Seeing that clear-cut engine advantage begin to take shape over the last couple days, the elder Andretti began to wonder what this weekend might hold for a team that has won three of the last six 500s, but not put a driver on pole since 2005 (Tony Kanaan). By Friday, he thought four – maybe even five – drivers in the Fast Nine might be conceivable.
After a tough couple years around the IMS oval for the engine manufacturer, Andretti said his team was aware the work Honda officials had put into the model that is nearly 10 years old. But pushing that equipment to its limit comes down to the driver himself.
“We were a little bit behind last year, but they really worked hard over the offseason and gave us the car we needed to be where we are,” the owner said. “But honestly, it’s really crazy. We didn’t know what to expect coming into the month, but every day, we got a little more confidence. (Friday), we had a lot, and at that point, our goal was to get five in the top nine.”
Alexander Rossi was the first to put Andretti Autosport at the top, and then two drivers later – with a last-minute assist from his teammate – Ryan Hunter-Reay barely edged him out. Six drivers later, James Hinchcliffe slid in to join them on the front row.
“To get that many cars that fast is a huge undertaking,” Rossi said. “It’s crazy to have this many cars and have them all be competitive.

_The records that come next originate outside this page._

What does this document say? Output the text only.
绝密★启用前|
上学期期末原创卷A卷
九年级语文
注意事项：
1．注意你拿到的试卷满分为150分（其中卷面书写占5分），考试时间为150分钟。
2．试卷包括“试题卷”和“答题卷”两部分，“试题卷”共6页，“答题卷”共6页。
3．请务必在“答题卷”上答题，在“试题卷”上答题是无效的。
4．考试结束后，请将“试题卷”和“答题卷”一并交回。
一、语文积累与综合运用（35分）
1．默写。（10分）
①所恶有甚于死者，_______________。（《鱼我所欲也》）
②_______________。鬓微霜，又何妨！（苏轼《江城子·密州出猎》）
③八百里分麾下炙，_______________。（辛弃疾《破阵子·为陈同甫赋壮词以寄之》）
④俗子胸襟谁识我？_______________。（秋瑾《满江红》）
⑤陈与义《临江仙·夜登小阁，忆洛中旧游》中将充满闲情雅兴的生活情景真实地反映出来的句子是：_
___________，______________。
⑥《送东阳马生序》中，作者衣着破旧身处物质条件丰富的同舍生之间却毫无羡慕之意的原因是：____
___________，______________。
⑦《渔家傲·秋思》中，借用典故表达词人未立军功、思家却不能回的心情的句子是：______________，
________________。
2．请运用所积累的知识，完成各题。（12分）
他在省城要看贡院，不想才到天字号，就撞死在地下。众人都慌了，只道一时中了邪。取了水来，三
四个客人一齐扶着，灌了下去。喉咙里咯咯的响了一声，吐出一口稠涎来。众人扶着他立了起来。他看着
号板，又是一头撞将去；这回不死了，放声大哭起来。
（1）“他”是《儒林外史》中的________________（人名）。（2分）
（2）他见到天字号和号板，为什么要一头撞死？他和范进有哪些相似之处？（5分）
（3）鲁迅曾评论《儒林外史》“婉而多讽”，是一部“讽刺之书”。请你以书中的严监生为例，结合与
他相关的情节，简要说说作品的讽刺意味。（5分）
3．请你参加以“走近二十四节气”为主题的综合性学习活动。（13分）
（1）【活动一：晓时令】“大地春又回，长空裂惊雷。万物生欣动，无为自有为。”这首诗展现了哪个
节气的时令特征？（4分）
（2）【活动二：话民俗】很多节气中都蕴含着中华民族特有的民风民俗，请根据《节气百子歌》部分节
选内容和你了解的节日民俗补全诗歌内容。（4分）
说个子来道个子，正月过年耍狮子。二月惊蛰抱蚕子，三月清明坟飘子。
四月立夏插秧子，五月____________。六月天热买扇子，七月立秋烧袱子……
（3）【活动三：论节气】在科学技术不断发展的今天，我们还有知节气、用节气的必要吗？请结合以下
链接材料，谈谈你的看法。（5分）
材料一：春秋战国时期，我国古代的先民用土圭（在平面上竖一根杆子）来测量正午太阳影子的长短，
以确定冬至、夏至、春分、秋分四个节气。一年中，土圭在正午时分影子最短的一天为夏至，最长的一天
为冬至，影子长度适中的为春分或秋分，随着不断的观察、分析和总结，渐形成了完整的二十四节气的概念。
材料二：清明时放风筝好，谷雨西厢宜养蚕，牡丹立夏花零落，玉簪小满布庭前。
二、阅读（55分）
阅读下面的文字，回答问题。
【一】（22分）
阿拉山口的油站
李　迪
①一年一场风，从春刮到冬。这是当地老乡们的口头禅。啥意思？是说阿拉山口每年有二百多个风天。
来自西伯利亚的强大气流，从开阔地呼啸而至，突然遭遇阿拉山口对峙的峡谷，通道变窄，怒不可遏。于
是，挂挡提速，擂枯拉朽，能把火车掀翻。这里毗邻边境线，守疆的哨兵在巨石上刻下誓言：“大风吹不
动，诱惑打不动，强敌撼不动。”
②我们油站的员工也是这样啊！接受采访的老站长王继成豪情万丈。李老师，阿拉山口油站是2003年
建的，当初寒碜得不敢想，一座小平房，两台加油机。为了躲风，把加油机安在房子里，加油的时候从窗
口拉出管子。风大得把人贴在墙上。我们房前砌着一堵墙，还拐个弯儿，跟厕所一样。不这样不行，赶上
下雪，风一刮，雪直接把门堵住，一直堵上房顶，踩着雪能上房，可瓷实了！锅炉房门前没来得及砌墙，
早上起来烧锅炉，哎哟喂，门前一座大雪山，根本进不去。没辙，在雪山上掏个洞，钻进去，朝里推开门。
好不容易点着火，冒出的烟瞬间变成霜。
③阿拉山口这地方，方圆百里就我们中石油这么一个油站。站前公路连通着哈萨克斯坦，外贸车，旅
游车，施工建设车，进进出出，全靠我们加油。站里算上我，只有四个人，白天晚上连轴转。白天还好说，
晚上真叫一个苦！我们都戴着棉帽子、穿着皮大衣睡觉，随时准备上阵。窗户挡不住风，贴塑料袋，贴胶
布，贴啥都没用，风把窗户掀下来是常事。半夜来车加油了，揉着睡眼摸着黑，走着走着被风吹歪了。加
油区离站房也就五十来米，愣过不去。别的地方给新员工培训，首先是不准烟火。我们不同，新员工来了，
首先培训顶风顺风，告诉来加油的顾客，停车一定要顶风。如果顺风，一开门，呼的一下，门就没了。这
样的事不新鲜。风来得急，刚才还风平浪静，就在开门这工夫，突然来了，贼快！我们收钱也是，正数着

To have 1-4 after the first day, that’s unheard of. They got it done today, every single member of Honda, as well. We’re very excited about what this potentially means for (Sunday) and next week.”
Even the man behind the speed machines – Honda Performance Development Ted Klaus – wouldn’t have dreamed of a day like Saturday, where Honda grabbed eight of the Fast Nine slots and had 11 of the fastest 12 cars overall. After Friday, which saw Power lamenting Chevy’s top-end speed – “We’re not fast,” he said – there were whispers around the paddock that Chevy teams might have been holding back in order to ‘wow’ in Saturday’s show.

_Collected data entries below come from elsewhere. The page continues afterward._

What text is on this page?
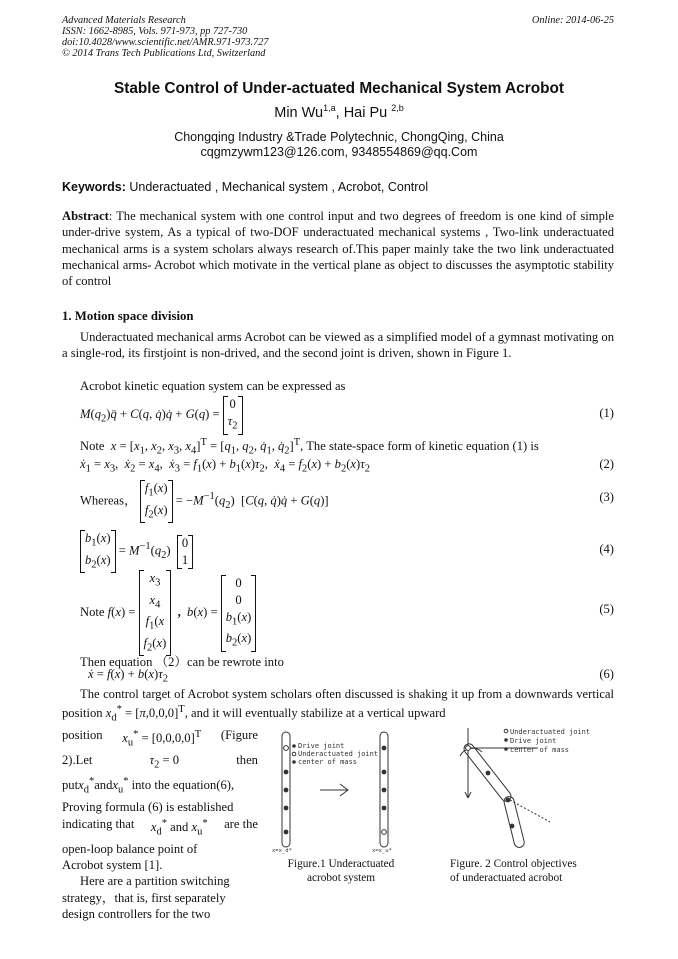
Advanced Materials Research
ISSN: 1662-8985, Vols. 971-973, pp 727-730
doi:10.4028/www.scientific.net/AMR.971-973.727
© 2014 Trans Tech Publications Ltd, Switzerland
Online: 2014-06-25
Stable Control of Under-actuated Mechanical System Acrobot
Min Wu$^{1,a}$, Hai Pu $^{2,b}$
Chongqing Industry &Trade Polytechnic, ChongQing, China
cqgmzywm123@126.com, 9348554869@qq.Com
Keywords: Underactuated , Mechanical system , Acrobot, Control
Abstract: The mechanical system with one control input and two degrees of freedom is one kind of simple under-drive system, As a typical of two-DOF underactuated mechanical systems , Two-link underactuated mechanical arms is a system scholars always research of.This paper mainly take the two link underactuated mechanical arms- Acrobot which motivate in the vertical plane as object to discusses the asymptotic stability of control
1. Motion space division
Underactuated mechanical arms Acrobot can be viewed as a simplified model of a gymnast motivating on a single-rod, its firstjoint is non-drived, and the second joint is driven, shown in Figure 1.
Acrobot kinetic equation system can be expressed as
$M(q_2)q̈ + C(q$, q̇)q̇ + G(q) = 0
$\tau_2$
(1)
Note $x = [x_1$, $x_2$, $x_3$, $x_4]^T = [q_1$, $q_2$, $q̇_1$, $q̇_2]^T$, The state-space form of kinetic equation (1) is
ẋ$_1$ = $x_3$,  ẋ$_2$ = $x_4$,  ẋ$_3$ = $f_1(x) + b_1(x)\tau_2$,  ẋ$_4$ = $f_2(x) + b_2(x)\tau_2$	(2)
Whereas， $f_1(x)$
$f_2(x) = -M^{-1}(q_2)$  [C(q, q̇)q̇ + G(q)]	(3)
$b_1(x)$
$b_2(x) = M^{-1}(q_2)$  0
1
(4)
Note $f(x) = x_3$
$x_4$
$f_1(x$
$f_2(x)$  , b(x) = 0
0
$b_1(x)$
$b_2(x)$
(5)
Then equation （2）can be rewrote into
ẋ = $f(x) + b(x)\tau_2$	(6)
The control target of Acrobot system scholars often discussed is shaking it up from a downwards vertical position $x_d^* = [\pi,0,0,0]^T$, and it will eventually stabilize at a vertical upward
position $x_u^* = [0,0,0,0]^T$ (Figure
2).Let	$\tau_2 = 0$	then
putx$_d$*andx$_u$* into the equation(6),
Proving formula (6) is established
indicating that $x_d^*$ and $x_u^*$ are the
open-loop balance point of
Acrobot system [1].
Here are a partition switching
strategy，that is, first separately
design controllers for the two
Drive joint
Underactuated joint
center of mass
x=x_d*	x=x_u*
Figure.1 Underactuated
acrobot system
Underactuated joint
Drive joint
center of mass
Figure. 2 Control objectives
of underactuated acrobot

“I’m always weary of our strong competitors on the other side of the aisle,” Klaus said. “I’m honestly surprised by the gap. I’m not exactly sure what makes up that gap.”
As he neared the competition of his Zoom call with IndyCar media, Andretti crossed the yard of bricks for his eye-popping first lap. Klaus could only tip his cap to the IndyCar veteran, who overcame bad luck and worse elements to give Andretti Autosport a legitimate chance to become just the second team in Indy 500 history to sweep the front row (Team Penske, 1988).
“When you think about the time of day, it’s that courage,” he said of Andretti. “Everyone knows, in your mind, it’s tougher to go fast. And Marco goes out and trusts in himself, the car, his team and put it together.”
Saturday truly was a team effort, Andretti added – though it paved the way for him to possibly exercise his 14-year-old demons at a track where, in more than 70 runs, his family has won just once.
“I don’t like not being victorious, but it’s not what I wake up and think about. (Sunday), I’m going to try and get the pole in the Indy 500,” he said. “But today, I was able to go out and just do my job, man, and when it all comes together, it’s beautiful. I’m thrilled to be here, considering the conditions. And when we’re on more equal playing field with a lower track temperature, just look out for the U.S. Concrete boys.”